Le doute comme outil réflexif fait partie de la démarche d’Alexandre Balcaen et Jérôme LeGlatin, co-directeurs de la revue À partir de lancée par les Éditions Adverse en septembre 2019. Ce semestriel, prévu pour paraître pendant trois ans au moins, se propose de renouveler la critique de bande dessinée en offrant un espace d’expérimentation scripturale à une équipe réduite de contributrices et contributeurs, accompagnés de quelques invités.

À partir de n’a que peu en commun avec les autres publications, papier ou numériques, traitant de la bande dessinée. S’il y a un cousinage avec la revue Pré Carré éditée par PCCBA et avec le site du9.org, le périodique des Éditions Adverse se distingue par son refus de se rattacher à l’actualité et sa résolution, très marquée, de mêler réflexion et création. Il se révèle ainsi être une revue littéraire, où les plumes osent prendre des risques et sortir des modèles convenus, surtout pour évoquer la bande dessinée.

Lecture en confinement #29 : "À partir de" #1 - Éditions Adverse
"À partir de" #2, à paraître au printemps 2020 © François Henninger / Éditions Adverse 2020

Ce faisant, À partir de peut se permettre de revendiquer cette même liberté pour la bande dessinée. La revue encourage à effacer totalement les frontières de genre et à exploser des carcans qui se sont construits depuis quelques décennies, conduisant les auteurs à s’interdire, consciemment ou non, certaines expérimentations formelles qui seraient vite taxées de snobisme - là où il s’agit déjà d’ouvrir des pistes de recherche - et certaines approches intellectuelles - l’apport des sciences sociales et politiques étant encore très modéré.

C’est sans doute pourquoi les contributeurs ne s’embarrassent pas de détours pédagogiques ni de précautions oratoires.

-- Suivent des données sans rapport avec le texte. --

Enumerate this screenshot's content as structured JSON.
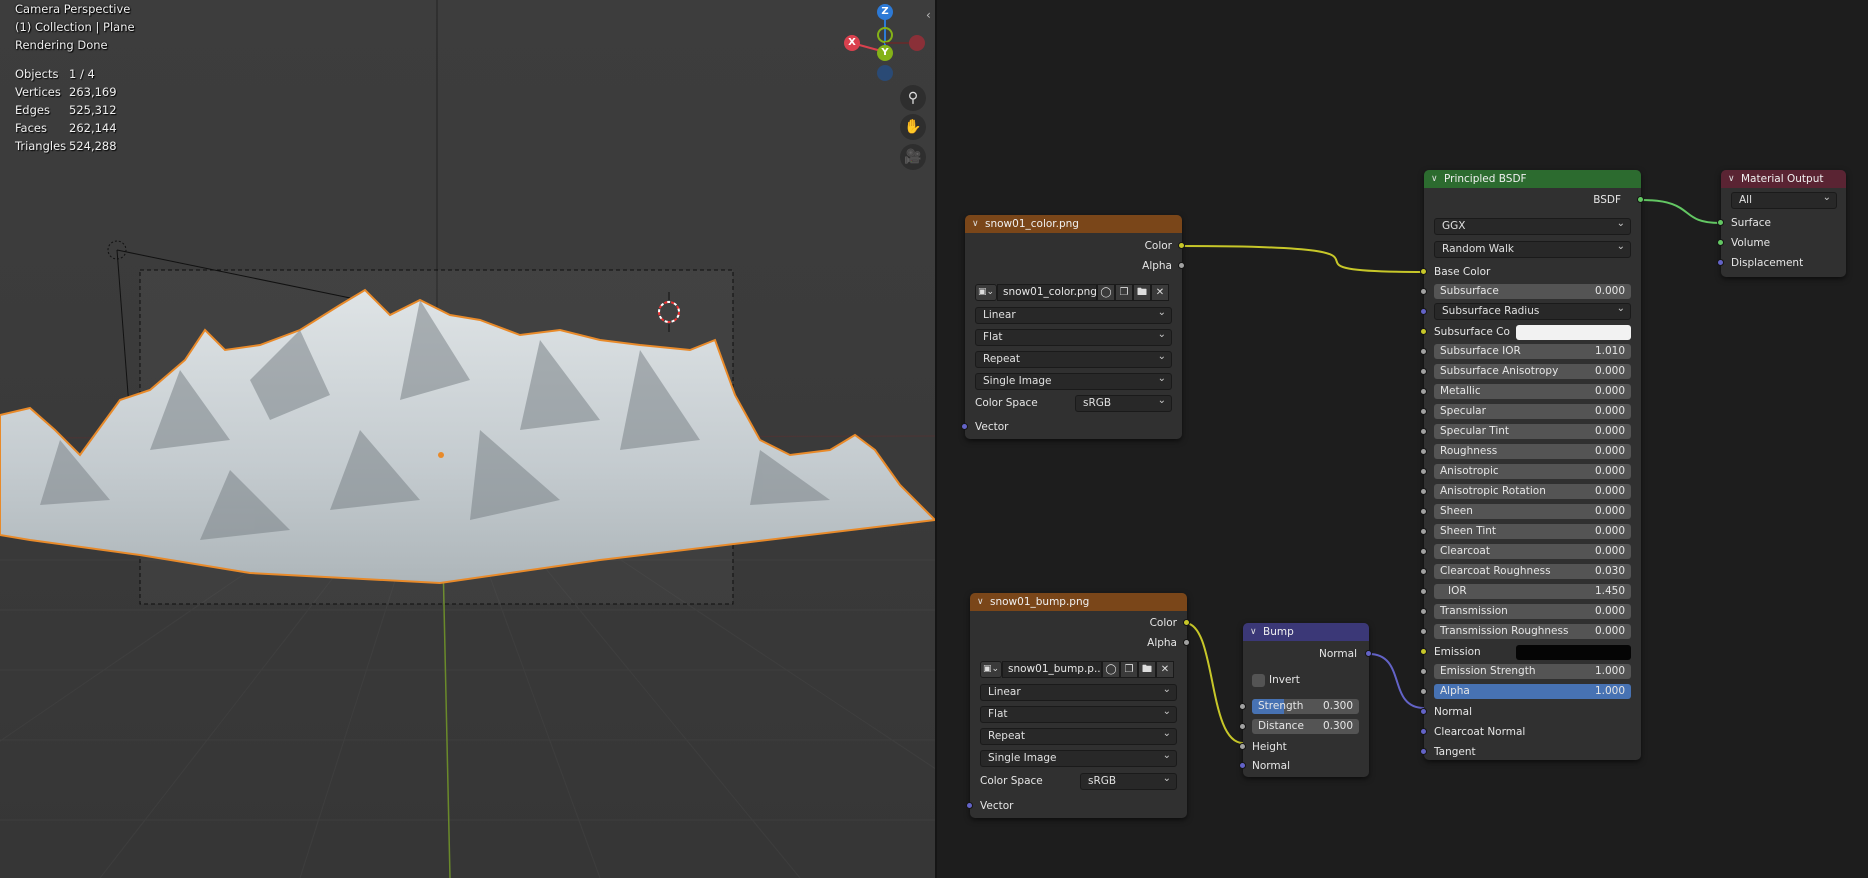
{
  "viewport": {
    "header_lines": [
      "Camera Perspective",
      "(1) Collection | Plane",
      "Rendering Done"
    ],
    "stats": [
      {
        "label": "Objects",
        "value": "1 / 4"
      },
      {
        "label": "Vertices",
        "value": "263,169"
      },
      {
        "label": "Edges",
        "value": "525,312"
      },
      {
        "label": "Faces",
        "value": "262,144"
      },
      {
        "label": "Triangles",
        "value": "524,288"
      }
    ],
    "gizmo": {
      "z": "Z",
      "x": "X",
      "y": "Y"
    },
    "colors": {
      "terrain_outline": "#e88a2a",
      "x_axis": "#d9414e",
      "y_axis": "#84b218",
      "z_axis": "#2d7ad6"
    }
  },
  "nodes": {
    "color_tex": {
      "title": "snow01_color.png",
      "out_color": "Color",
      "out_alpha": "Alpha",
      "image_name": "snow01_color.png",
      "interpolation": "Linear",
      "projection": "Flat",
      "extension": "Repeat",
      "source": "Single Image",
      "color_space_label": "Color Space",
      "color_space": "sRGB",
      "in_vector": "Vector"
    },
    "bump_tex": {
      "title": "snow01_bump.png",
      "out_color": "Color",
      "out_alpha": "Alpha",
      "image_name": "snow01_bump.p...",
      "interpolation": "Linear",
      "projection": "Flat",
      "extension": "Repeat",
      "source": "Single Image",
      "color_space_label": "Color Space",
      "color_space": "sRGB",
      "in_vector": "Vector"
    },
    "bump": {
      "title": "Bump",
      "out_normal": "Normal",
      "invert": "Invert",
      "strength_label": "Strength",
      "strength": "0.300",
      "strength_fraction": 0.3,
      "distance_label": "Distance",
      "distance": "0.300",
      "in_height": "Height",
      "in_normal": "Normal"
    },
    "bsdf": {
      "title": "Principled BSDF",
      "out_bsdf": "BSDF",
      "distribution": "GGX",
      "subsurface_method": "Random Walk",
      "base_color": "Base Color",
      "subsurface": {
        "label": "Subsurface",
        "value": "0.000"
      },
      "subsurface_radius": "Subsurface Radius",
      "subsurface_color": "Subsurface Co",
      "fields": [
        {
          "label": "Subsurface IOR",
          "value": "1.010"
        },
        {
          "label": "Subsurface Anisotropy",
          "value": "0.000"
        },
        {
          "label": "Metallic",
          "value": "0.000"
        },
        {
          "label": "Specular",
          "value": "0.000"
        },
        {
          "label": "Specular Tint",
          "value": "0.000"
        },
        {
          "label": "Roughness",
          "value": "0.000"
        },
        {
          "label": "Anisotropic",
          "value": "0.000"
        },
        {
          "label": "Anisotropic Rotation",
          "value": "0.000"
        },
        {
          "label": "Sheen",
          "value": "0.000"
        },
        {
          "label": "Sheen Tint",
          "value": "0.000"
        },
        {
          "label": "Clearcoat",
          "value": "0.000"
        },
        {
          "label": "Clearcoat Roughness",
          "value": "0.030"
        },
        {
          "label": "IOR",
          "value": "1.450"
        },
        {
          "label": "Transmission",
          "value": "0.000"
        },
        {
          "label": "Transmission Roughness",
          "value": "0.000"
        }
      ],
      "emission": "Emission",
      "emission_strength": {
        "label": "Emission Strength",
        "value": "1.000"
      },
      "alpha": {
        "label": "Alpha",
        "value": "1.000"
      },
      "normal": "Normal",
      "clearcoat_normal": "Clearcoat Normal",
      "tangent": "Tangent"
    },
    "output": {
      "title": "Material Output",
      "target": "All",
      "surface": "Surface",
      "volume": "Volume",
      "displacement": "Displacement"
    }
  }
}
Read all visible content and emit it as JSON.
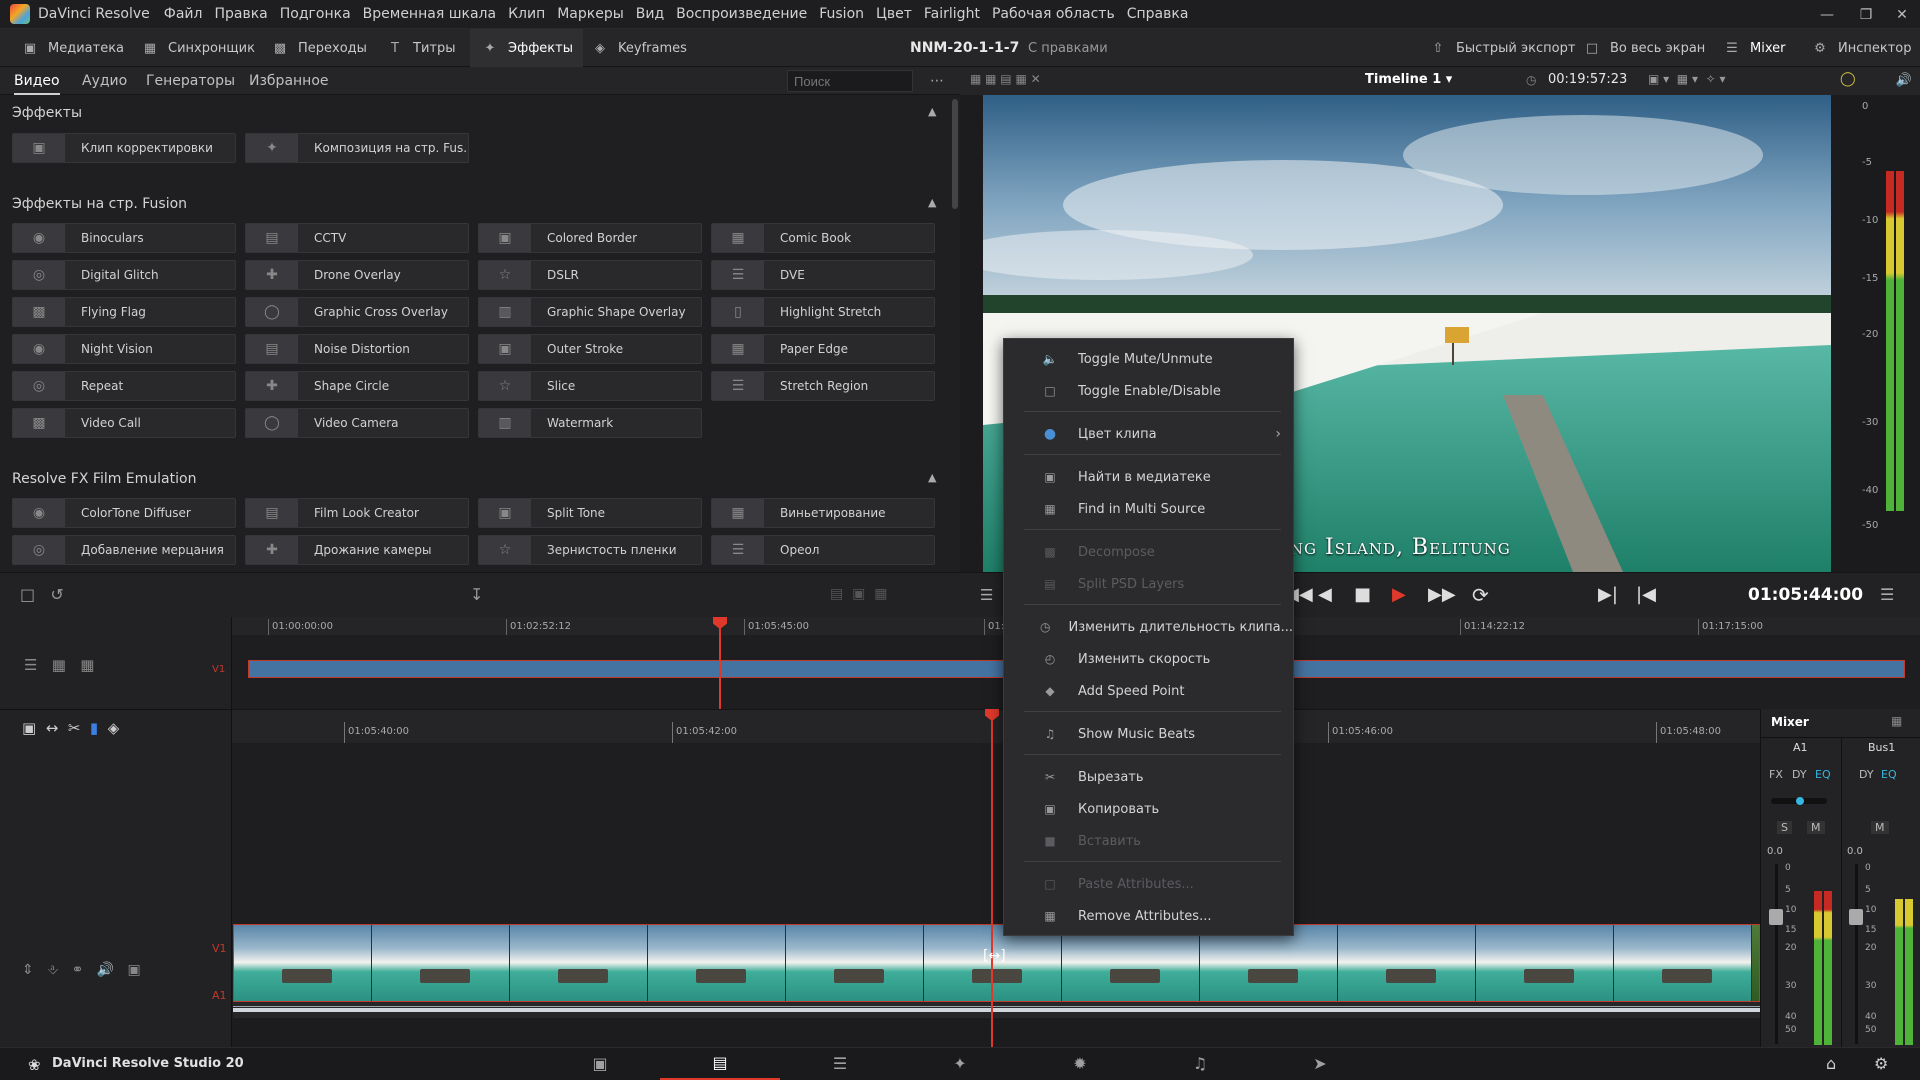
{
  "app": {
    "name": "DaVinci Resolve",
    "edition_label": "DaVinci Resolve Studio 20"
  },
  "menu": [
    "Файл",
    "Правка",
    "Подгонка",
    "Временная шкала",
    "Клип",
    "Маркеры",
    "Вид",
    "Воспроизведение",
    "Fusion",
    "Цвет",
    "Fairlight",
    "Рабочая область",
    "Справка"
  ],
  "toolbar": {
    "media_pool": "Медиатека",
    "sync": "Синхронщик",
    "transitions": "Переходы",
    "titles": "Титры",
    "effects": "Эффекты",
    "keyframes": "Keyframes",
    "project_name": "NNM-20-1-1-7",
    "project_status": "С правками",
    "quick_export": "Быстрый экспорт",
    "fullscreen": "Во весь экран",
    "mixer": "Mixer",
    "inspector": "Инспектор"
  },
  "effects_tabs": [
    "Видео",
    "Аудио",
    "Генераторы",
    "Избранное"
  ],
  "search_placeholder": "Поиск",
  "sections": {
    "effects": "Эффекты",
    "fusion": "Эффекты на стр. Fusion",
    "film": "Resolve FX Film Emulation"
  },
  "effects_items": [
    "Клип корректировки",
    "Композиция на стр. Fus..."
  ],
  "fusion_items": [
    "Binoculars",
    "CCTV",
    "Colored Border",
    "Comic Book",
    "Digital Glitch",
    "Drone Overlay",
    "DSLR",
    "DVE",
    "Flying Flag",
    "Graphic Cross Overlay",
    "Graphic Shape Overlay",
    "Highlight Stretch",
    "Night Vision",
    "Noise Distortion",
    "Outer Stroke",
    "Paper Edge",
    "Repeat",
    "Shape Circle",
    "Slice",
    "Stretch Region",
    "Video Call",
    "Video Camera",
    "Watermark"
  ],
  "film_items": [
    "ColorTone Diffuser",
    "Film Look Creator",
    "Split Tone",
    "Виньетирование",
    "Добавление мерцания",
    "Дрожание камеры",
    "Зернистость пленки",
    "Ореол"
  ],
  "viewer": {
    "timeline_name": "Timeline 1",
    "source_timecode": "00:19:57:23",
    "caption": "Keebong Island, Belitung",
    "current_timecode": "01:05:44:00"
  },
  "meter_scale": [
    "0",
    "-5",
    "-10",
    "-15",
    "-20",
    "-30",
    "-40",
    "-50"
  ],
  "overview_ruler": [
    "01:00:00:00",
    "01:02:52:12",
    "01:05:45:00",
    "01:08:3",
    "01:14:22:12",
    "01:17:15:00"
  ],
  "detail_ruler": [
    "01:05:40:00",
    "01:05:42:00",
    "01:05:46:00",
    "01:05:48:00"
  ],
  "tracks": {
    "v1": "V1",
    "a1": "A1"
  },
  "mixer": {
    "title": "Mixer",
    "channels": [
      "A1",
      "Bus1"
    ],
    "a1_buttons": [
      "FX",
      "DY",
      "EQ"
    ],
    "bus_buttons": [
      "DY",
      "EQ"
    ],
    "solo": "S",
    "mute": "M",
    "a1_level": "0.0",
    "bus_level": "0.0",
    "scale": [
      "0",
      "5",
      "10",
      "15",
      "20",
      "30",
      "40",
      "50"
    ]
  },
  "context_menu": [
    {
      "label": "Toggle Mute/Unmute",
      "icon": "speaker-icon",
      "enabled": true
    },
    {
      "label": "Toggle Enable/Disable",
      "icon": "square-icon",
      "enabled": true
    },
    {
      "label": "Цвет клипа",
      "icon": "color-dot-icon",
      "enabled": true,
      "submenu": true
    },
    {
      "label": "Найти в медиатеке",
      "icon": "find-media-icon",
      "enabled": true
    },
    {
      "label": "Find in Multi Source",
      "icon": "multi-source-icon",
      "enabled": true
    },
    {
      "label": "Decompose",
      "icon": "decompose-icon",
      "enabled": false
    },
    {
      "label": "Split PSD Layers",
      "icon": "psd-layers-icon",
      "enabled": false
    },
    {
      "label": "Изменить длительность клипа...",
      "icon": "duration-icon",
      "enabled": true
    },
    {
      "label": "Изменить скорость",
      "icon": "speed-icon",
      "enabled": true
    },
    {
      "label": "Add Speed Point",
      "icon": "speed-point-icon",
      "enabled": true
    },
    {
      "label": "Show Music Beats",
      "icon": "music-beats-icon",
      "enabled": true
    },
    {
      "label": "Вырезать",
      "icon": "cut-icon",
      "enabled": true
    },
    {
      "label": "Копировать",
      "icon": "copy-icon",
      "enabled": true
    },
    {
      "label": "Вставить",
      "icon": "paste-icon",
      "enabled": false
    },
    {
      "label": "Paste Attributes...",
      "icon": "paste-attributes-icon",
      "enabled": false
    },
    {
      "label": "Remove Attributes...",
      "icon": "remove-attributes-icon",
      "enabled": true
    }
  ],
  "colors": {
    "accent_red": "#e0392b",
    "clip_blue": "#4573a1",
    "eq_cyan": "#36b6e0"
  }
}
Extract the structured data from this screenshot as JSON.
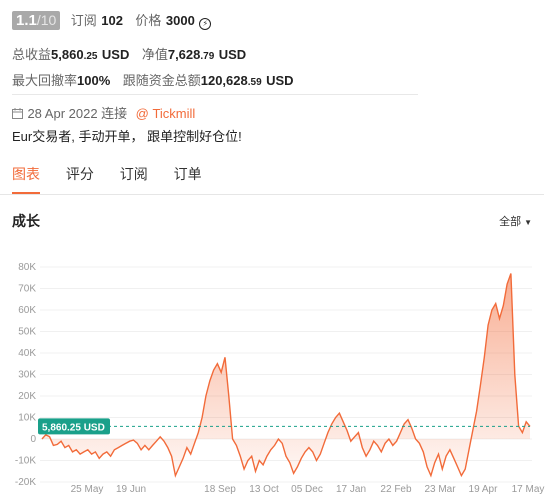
{
  "header": {
    "rating": "1.1",
    "rating_max": "/10",
    "subscriptions_label": "订阅",
    "subscriptions_value": "102",
    "price_label": "价格",
    "price_value": "3000"
  },
  "stats": {
    "total_profit_label": "总收益",
    "total_profit_main": "5,860",
    "total_profit_dec": ".25",
    "total_profit_unit": "USD",
    "net_label": "净值",
    "net_main": "7,628",
    "net_dec": ".79",
    "net_unit": "USD",
    "drawdown_label": "最大回撤率",
    "drawdown_value": "100%",
    "follow_label": "跟随资金总额",
    "follow_main": "120,628",
    "follow_dec": ".59",
    "follow_unit": "USD"
  },
  "meta": {
    "date": "28 Apr 2022 连接",
    "broker": "@ Tickmill",
    "description": "Eur交易者, 手动开单， 跟单控制好仓位!"
  },
  "tabs": [
    {
      "label": "图表",
      "active": true
    },
    {
      "label": "评分",
      "active": false
    },
    {
      "label": "订阅",
      "active": false
    },
    {
      "label": "订单",
      "active": false
    }
  ],
  "section": {
    "title": "成长",
    "filter_label": "全部"
  },
  "chart_data": {
    "type": "area",
    "title": "成长",
    "ylim": [
      -20000,
      80000
    ],
    "y_ticks": [
      "80K",
      "70K",
      "60K",
      "50K",
      "40K",
      "30K",
      "20K",
      "10K",
      "0",
      "-10K",
      "-20K"
    ],
    "x_ticks": [
      "25 May",
      "19 Jun",
      "18 Sep",
      "13 Oct",
      "05 Dec",
      "17 Jan",
      "22 Feb",
      "23 Mar",
      "19 Apr",
      "17 May"
    ],
    "current_value_label": "5,860.25 USD",
    "current_value": 5860.25,
    "line_color": "#f26b3a",
    "baseline_color": "#1aa08a",
    "values": [
      0,
      2000,
      1000,
      -3000,
      -2500,
      -1000,
      -4000,
      -3000,
      -6000,
      -5000,
      -7000,
      -6000,
      -5000,
      -7000,
      -6000,
      -9000,
      -7000,
      -6000,
      -8000,
      -5000,
      -4000,
      -3000,
      -2000,
      -1000,
      -500,
      -2000,
      -5000,
      -3000,
      -5000,
      -3000,
      -1000,
      1000,
      -1000,
      -4000,
      -8000,
      -17000,
      -13000,
      -9000,
      -4000,
      -7000,
      -2000,
      3000,
      10000,
      20000,
      27000,
      32000,
      35000,
      31000,
      38000,
      20000,
      0,
      -3000,
      -8000,
      -14000,
      -10000,
      -8000,
      -15000,
      -10000,
      -12000,
      -8000,
      -5000,
      -3000,
      0,
      -2000,
      -8000,
      -11000,
      -16000,
      -13000,
      -9000,
      -6000,
      -4000,
      -6000,
      -10000,
      -7000,
      -2000,
      3000,
      7000,
      10000,
      12000,
      8000,
      4000,
      -1000,
      1000,
      3000,
      -4000,
      -8000,
      -5000,
      -1000,
      -3000,
      -6000,
      -2000,
      0,
      -3000,
      -1000,
      3000,
      7000,
      9000,
      5000,
      0,
      -2000,
      -6000,
      -13000,
      -17000,
      -11000,
      -7000,
      -14000,
      -8000,
      -5000,
      -9000,
      -13000,
      -17000,
      -14000,
      -5000,
      4000,
      13000,
      25000,
      38000,
      53000,
      60000,
      63000,
      56000,
      62000,
      72000,
      77000,
      30000,
      6000,
      3000,
      8000,
      5860
    ]
  }
}
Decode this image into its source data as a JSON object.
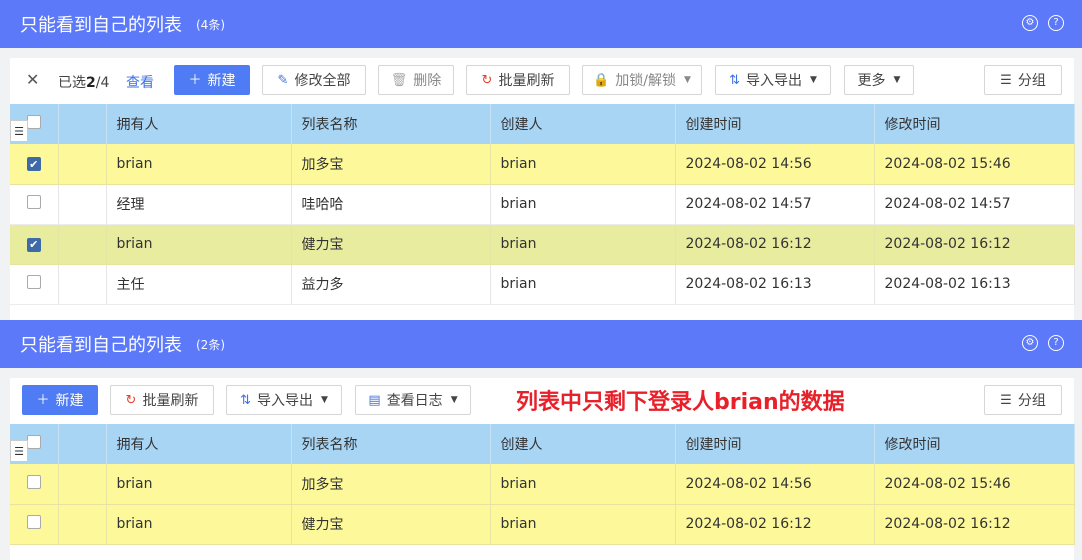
{
  "top": {
    "title": "只能看到自己的列表",
    "count": "(4条)",
    "toolbar": {
      "selected_prefix": "已选",
      "selected_count": "2",
      "selected_total": "/4",
      "view": "查看",
      "new": "新建",
      "edit_all": "修改全部",
      "delete": "删除",
      "batch_refresh": "批量刷新",
      "lock_unlock": "加锁/解锁",
      "import_export": "导入导出",
      "more": "更多",
      "group": "分组"
    },
    "columns": [
      "拥有人",
      "列表名称",
      "创建人",
      "创建时间",
      "修改时间"
    ],
    "rows": [
      {
        "owner": "brian",
        "name": "加多宝",
        "creator": "brian",
        "created": "2024-08-02 14:56",
        "modified": "2024-08-02 15:46",
        "checked": true
      },
      {
        "owner": "经理",
        "name": "哇哈哈",
        "creator": "brian",
        "created": "2024-08-02 14:57",
        "modified": "2024-08-02 14:57",
        "checked": false
      },
      {
        "owner": "brian",
        "name": "健力宝",
        "creator": "brian",
        "created": "2024-08-02 16:12",
        "modified": "2024-08-02 16:12",
        "checked": true
      },
      {
        "owner": "主任",
        "name": "益力多",
        "creator": "brian",
        "created": "2024-08-02 16:13",
        "modified": "2024-08-02 16:13",
        "checked": false
      }
    ]
  },
  "bottom": {
    "title": "只能看到自己的列表",
    "count": "(2条)",
    "toolbar": {
      "new": "新建",
      "batch_refresh": "批量刷新",
      "import_export": "导入导出",
      "view_log": "查看日志",
      "group": "分组"
    },
    "annotation": "列表中只剩下登录人brian的数据",
    "columns": [
      "拥有人",
      "列表名称",
      "创建人",
      "创建时间",
      "修改时间"
    ],
    "rows": [
      {
        "owner": "brian",
        "name": "加多宝",
        "creator": "brian",
        "created": "2024-08-02 14:56",
        "modified": "2024-08-02 15:46"
      },
      {
        "owner": "brian",
        "name": "健力宝",
        "creator": "brian",
        "created": "2024-08-02 16:12",
        "modified": "2024-08-02 16:12"
      }
    ]
  },
  "colors": {
    "header": "#5b79f8",
    "primary": "#4f7cf4",
    "table_header": "#a9d5f5",
    "highlight": "#fdf99a",
    "annotation": "#e8202a"
  }
}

Ils confrontent le plus directement possible leurs lecteurs à des textes pouvant apparaître parfois comme très éloignés de la bande dessinée. Mais elle est en fait le point de départ et d’arrivée : la distance du discours par rapport à son sujet ne signifie pas absence de liens et encore moins pauvreté de la suggestion. Et s’opère alors un retour à la bande dessinée, pour qui veut bien oublier en chemin les raisonnements linéaires.

Il est donc bien question de tout un champ éditorial. Alexandre Balcaen et Thomas Gosselin apportent un éclairage inédit sur le métier d’éditeur, le premier nous plongeant au cœur du travail d’un « micro-éditeur » indépendant, le second nous présentant l’envers du décor par l’intermédiaire d’une correspondance de l’auteur avec ses éditeurs. Jérôme Le Glatin et Docteur C. s’arrêtent sur des autrices et auteurs de la bande dessinée alternative, offrant quelques clés de lecture qui n’ont cependant pas vocation à servir de passe-partout. Alexandra Achard, Éric Chauvier et Jean-Luc Guionnet, en s’attaquant au langage sous toutes ses formes, montrent enfin qu’expérimentation et recherche peuvent s’associer pour donner naissance à de nouvelles façons d’aborder la bande dessinée.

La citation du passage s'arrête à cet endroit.